Caroline, Duchess of Worcester, sat perfectly still for a moment with her mouth open, a condition which was entirely natural but unbecoming.
“And you mean to tell me that you really are Everard Dominey?” she exclaimed.
“The weight of evidence is rather that way,” he murmured.
He moved his chair deliberately a little nearer, took her hand and raised it to his lips. Her face was perilously near to his. She drew a little back—and too abruptly.
“My dear Everard,” she whispered, “Henry is in the house! Besides—Yes, I suppose you must be Everard. Just now there was something in your eyes exactly like his. But you are so stiff. Have you been drilling out there or anything?”
He shook his head.
“One spends half one’s time in the saddle.”
“And you are really well off?” she asked again wonderingly.
“If I had stayed there another year,” he replied, “and been able to marry a Dutch Jewess, I should have qualified for Park Lane.”
She sighed.
“It’s too wonderful. Henry will love having his money back.”
“And you?”
She looked positively distressed.
“You’ve lost all your manners,” she complained. “You make love like a garden rake. You should have leaned towards me with a quiver in your voice when you said those last two words, and instead of that you look as though you were sitting at attention, with a positive glint of steel in your eyes.”
“One sees a woman once in a blue moon out there,” he pleaded.
She shook her head. “You’ve changed. It was a sixth sense with you to make love in exactly the right tone, to say exactly the right thing in the right manner.”
“I shall pick it up,” he declared hopefully, “with a little assistance.”
She made a little grimace.
“You won’t want an old woman like me to assist you, Everard. You’ll have the town at your feet. You’ll be able to frivol with musical comedy, flirt with our married beauties, or—I’m sorry, Everard, I forgot.”
“You forgot what?” he asked steadfastly.
“I forgot the tragedy which finally drove you abroad. I forgot your marriage. Is there any change in your wife?”
“Not much, I am afraid.”
“And Mr. Mangan—he thinks that you are safe over here?”
“Perfectly.”
She looked at him earnestly. Perhaps she had never admitted, even to herself, how fond she had been of this scapegrace cousin.
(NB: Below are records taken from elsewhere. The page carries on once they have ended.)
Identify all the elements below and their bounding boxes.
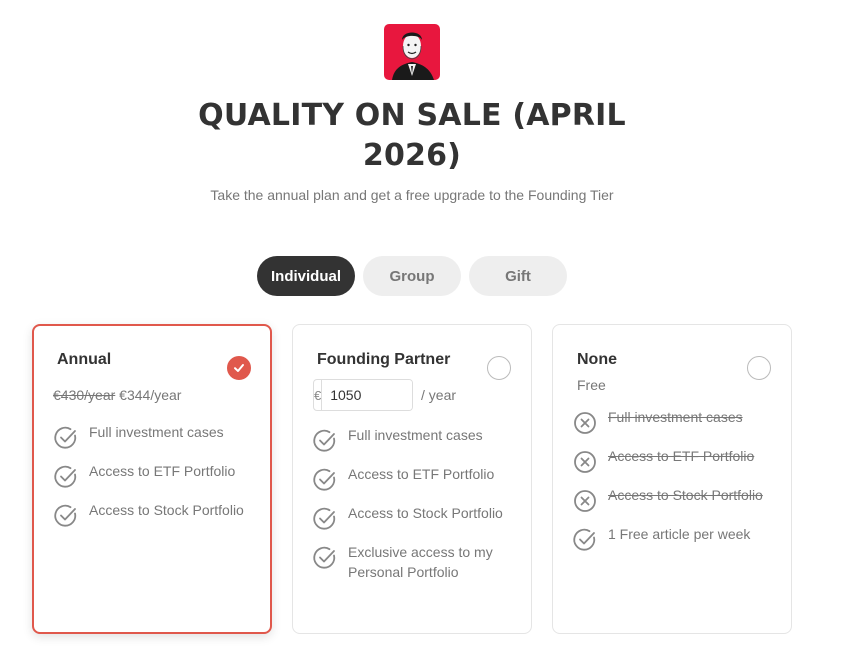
- amount-row: € / year: [313, 379, 456, 411]
- plan-title: None: [577, 351, 617, 368]
- tab-group[interactable]: Group: [363, 256, 461, 296]
- x-circle-icon: [574, 451, 596, 473]
- check-circle-icon: [54, 426, 77, 449]
- feature-list: Full investment cases Access to ETF Port…: [53, 424, 259, 544]
- plan-radio-checked[interactable]: [227, 356, 251, 380]
- plan-card-none[interactable]: None Free Full investment cases Access t…: [552, 324, 792, 634]
- feature-text: Full investment cases: [608, 409, 743, 425]
- x-circle-icon: [574, 412, 596, 434]
- plan-radio[interactable]: [487, 356, 511, 380]
- list-item: Access to Stock Portfolio: [572, 487, 778, 514]
- tab-individual[interactable]: Individual: [257, 256, 355, 296]
- check-circle-icon: [313, 507, 336, 530]
- feature-text: Access to Stock Portfolio: [348, 505, 503, 521]
- plan-type-tabs: Individual Group Gift: [257, 256, 567, 296]
- plan-title: Annual: [57, 351, 112, 368]
- feature-text: Full investment cases: [348, 427, 483, 443]
- page-title: QUALITY ON SALE (APRIL 2026): [198, 98, 626, 173]
- list-item: Full investment cases: [53, 424, 259, 451]
- amount-unit: / year: [421, 387, 457, 403]
- currency-prefix: €: [314, 380, 323, 410]
- check-circle-icon: [313, 468, 336, 491]
- old-price: €430/year: [53, 387, 116, 403]
- plan-price: €430/year €344/year: [53, 387, 181, 403]
- list-item: Full investment cases: [572, 409, 778, 436]
- plan-price-label: Free: [577, 377, 606, 393]
- feature-text: Exclusive access to my Personal Portfoli…: [348, 544, 493, 580]
- list-item: Access to ETF Portfolio: [312, 466, 518, 493]
- list-item: 1 Free article per week: [572, 526, 778, 553]
- feature-list: Full investment cases Access to ETF Port…: [312, 427, 518, 597]
- check-circle-icon: [313, 429, 336, 452]
- amount-field: €: [313, 379, 413, 411]
- feature-text: Access to ETF Portfolio: [608, 448, 755, 464]
- plan-title: Founding Partner: [317, 351, 451, 368]
- page-subtitle: Take the annual plan and get a free upgr…: [210, 187, 614, 203]
- check-circle-icon: [54, 504, 77, 527]
- check-circle-icon: [313, 546, 336, 569]
- list-item: Access to Stock Portfolio: [53, 502, 259, 529]
- list-item: Access to ETF Portfolio: [53, 463, 259, 490]
- feature-text: Full investment cases: [89, 424, 224, 440]
- list-item: Access to ETF Portfolio: [572, 448, 778, 475]
- tab-gift[interactable]: Gift: [469, 256, 567, 296]
- feature-text: Access to ETF Portfolio: [89, 463, 236, 479]
- feature-text: Access to Stock Portfolio: [608, 487, 763, 503]
- check-circle-icon: [573, 528, 596, 551]
- list-item: Exclusive access to my Personal Portfoli…: [312, 544, 518, 582]
- feature-text: Access to ETF Portfolio: [348, 466, 495, 482]
- feature-text: Access to Stock Portfolio: [89, 502, 244, 518]
- author-logo: [384, 24, 440, 80]
- feature-text: 1 Free article per week: [608, 526, 751, 542]
- feature-list: Full investment cases Access to ETF Port…: [572, 409, 778, 568]
- new-price: €344/year: [119, 387, 182, 403]
- plan-card-founding-partner[interactable]: Founding Partner € / year Full investmen…: [292, 324, 532, 634]
- amount-input[interactable]: [322, 380, 412, 410]
- author-portrait-icon: [384, 24, 440, 80]
- list-item: Access to Stock Portfolio: [312, 505, 518, 532]
- list-item: Full investment cases: [312, 427, 518, 454]
- plan-radio[interactable]: [747, 356, 771, 380]
- check-icon: [234, 364, 244, 372]
- check-circle-icon: [54, 465, 77, 488]
- x-circle-icon: [574, 490, 596, 512]
- plan-card-annual[interactable]: Annual €430/year €344/year Full investme…: [32, 324, 272, 634]
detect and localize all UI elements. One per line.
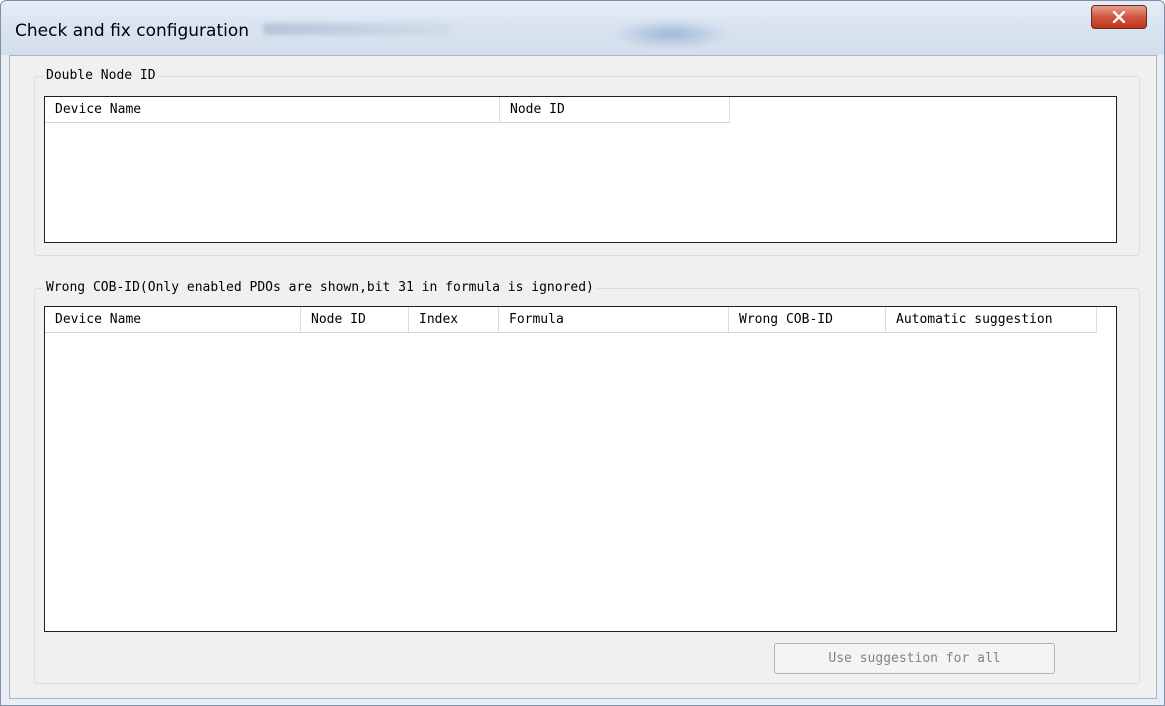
wrong-cob-id-rows[interactable] (45, 334, 1116, 631)
background-logo-blur (611, 19, 731, 49)
column-wrong-cob-id[interactable]: Wrong COB-ID (729, 307, 886, 333)
double-node-id-header: Device Name Node ID (45, 97, 730, 123)
column-index[interactable]: Index (409, 307, 499, 333)
title-bar[interactable]: Check and fix configuration (1, 1, 1164, 55)
wrong-cob-id-label: Wrong COB-ID(Only enabled PDOs are shown… (43, 280, 597, 296)
double-node-id-list[interactable]: Device Name Node ID (44, 96, 1117, 243)
window-title: Check and fix configuration (15, 21, 250, 41)
double-node-id-label: Double Node ID (43, 68, 159, 84)
column-automatic-suggestion[interactable]: Automatic suggestion (886, 307, 1097, 333)
column-device-name[interactable]: Device Name (45, 97, 500, 123)
column-node-id[interactable]: Node ID (500, 97, 730, 123)
column-formula[interactable]: Formula (499, 307, 729, 333)
close-icon (1112, 11, 1126, 23)
wrong-cob-id-header: Device Name Node ID Index Formula Wrong … (45, 307, 1097, 333)
column-node-id[interactable]: Node ID (301, 307, 409, 333)
wrong-cob-id-list[interactable]: Device Name Node ID Index Formula Wrong … (44, 306, 1117, 632)
column-device-name[interactable]: Device Name (45, 307, 301, 333)
use-suggestion-for-all-button[interactable]: Use suggestion for all (774, 643, 1055, 674)
background-blur (263, 23, 453, 35)
dialog-window: Check and fix configuration Double Node … (0, 0, 1165, 706)
dialog-client-area: Double Node ID Device Name Node ID Wrong… (9, 55, 1157, 699)
double-node-id-rows[interactable] (45, 124, 1116, 242)
close-button[interactable] (1091, 5, 1147, 29)
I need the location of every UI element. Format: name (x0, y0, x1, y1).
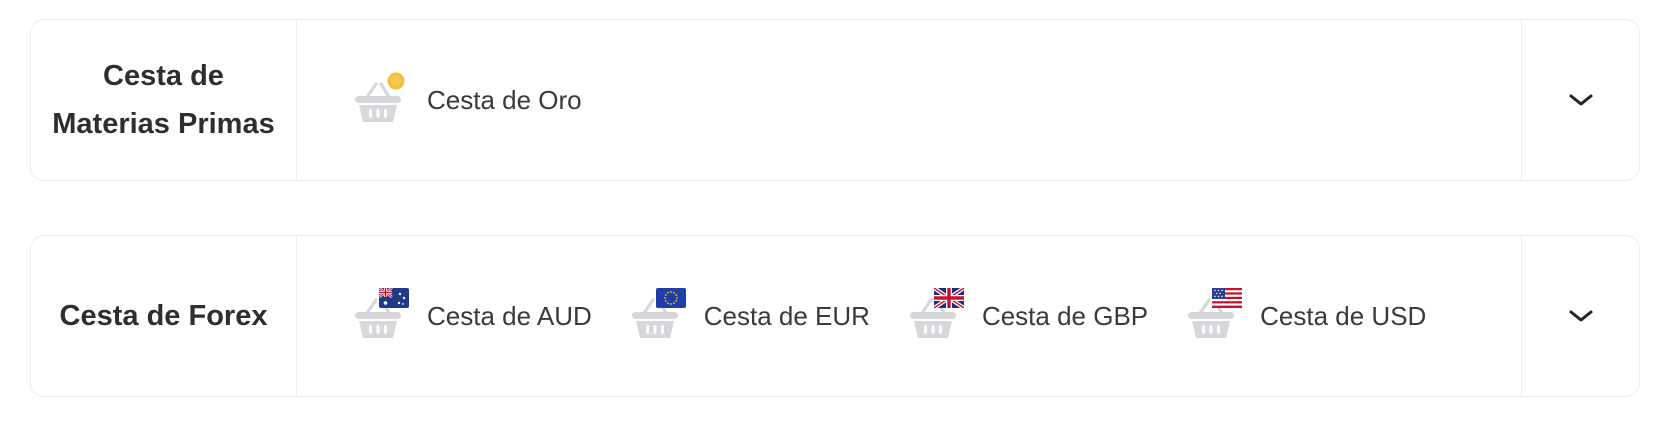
section-commodities: Cesta de Materias Primas Cesta de Oro (30, 19, 1640, 181)
basket-item-gold[interactable]: Cesta de Oro (353, 72, 582, 128)
section-forex: Cesta de Forex Cesta de AUD Cesta de EUR… (30, 235, 1640, 397)
basket-icon (1186, 288, 1243, 344)
eu-flag-icon (655, 288, 686, 308)
basket-item-label: Cesta de USD (1260, 300, 1427, 331)
category-label: Cesta de Materias Primas (31, 20, 297, 180)
uk-flag-icon (933, 288, 964, 308)
chevron-down-icon (1569, 94, 1592, 106)
basket-icon (353, 288, 409, 344)
basket-item-eur[interactable]: Cesta de EUR (630, 288, 870, 344)
expand-toggle-commodities[interactable] (1521, 20, 1639, 180)
basket-item-usd[interactable]: Cesta de USD (1186, 288, 1426, 344)
basket-icon (353, 72, 407, 128)
basket-list: Cesta de Materias Primas Cesta de Oro Ce… (0, 0, 1666, 429)
basket-icon (908, 288, 964, 344)
australia-flag-icon (379, 288, 409, 308)
category-title-line1: Cesta de (103, 60, 224, 92)
category-title: Cesta de Forex (60, 292, 268, 340)
chevron-down-icon (1569, 310, 1592, 322)
basket-items: Cesta de Oro (297, 20, 1521, 180)
basket-icon (630, 288, 686, 344)
us-flag-icon (1212, 288, 1243, 308)
basket-item-label: Cesta de GBP (981, 300, 1149, 331)
category-title-line1: Cesta de Forex (59, 300, 268, 332)
category-label: Cesta de Forex (31, 236, 297, 396)
basket-item-aud[interactable]: Cesta de AUD (353, 288, 592, 344)
basket-item-label: Cesta de AUD (427, 300, 592, 331)
category-title-line2: Materias Primas (52, 108, 275, 140)
category-title: Cesta de Materias Primas (52, 52, 274, 148)
basket-item-label: Cesta de EUR (703, 300, 870, 331)
basket-item-gbp[interactable]: Cesta de GBP (908, 288, 1148, 344)
expand-toggle-forex[interactable] (1521, 236, 1639, 396)
basket-items: Cesta de AUD Cesta de EUR Cesta de GBP C… (297, 236, 1521, 396)
gold-coin-icon (387, 72, 405, 90)
basket-item-label: Cesta de Oro (427, 84, 582, 115)
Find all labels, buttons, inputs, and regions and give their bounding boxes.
“You’ll find that no one will have a word to say against you,” she told him, “now that you are wealthy and regenerate. They’ll forget everything you want them to. When will you come and dine here and meet all your relatives?”
“Whenever you are kind enough to ask me,” he answered. “I thought of going down to Dominey to-morrow.”
She looked at him with a new thing in her eyes—something of fear, something, too, of admiration.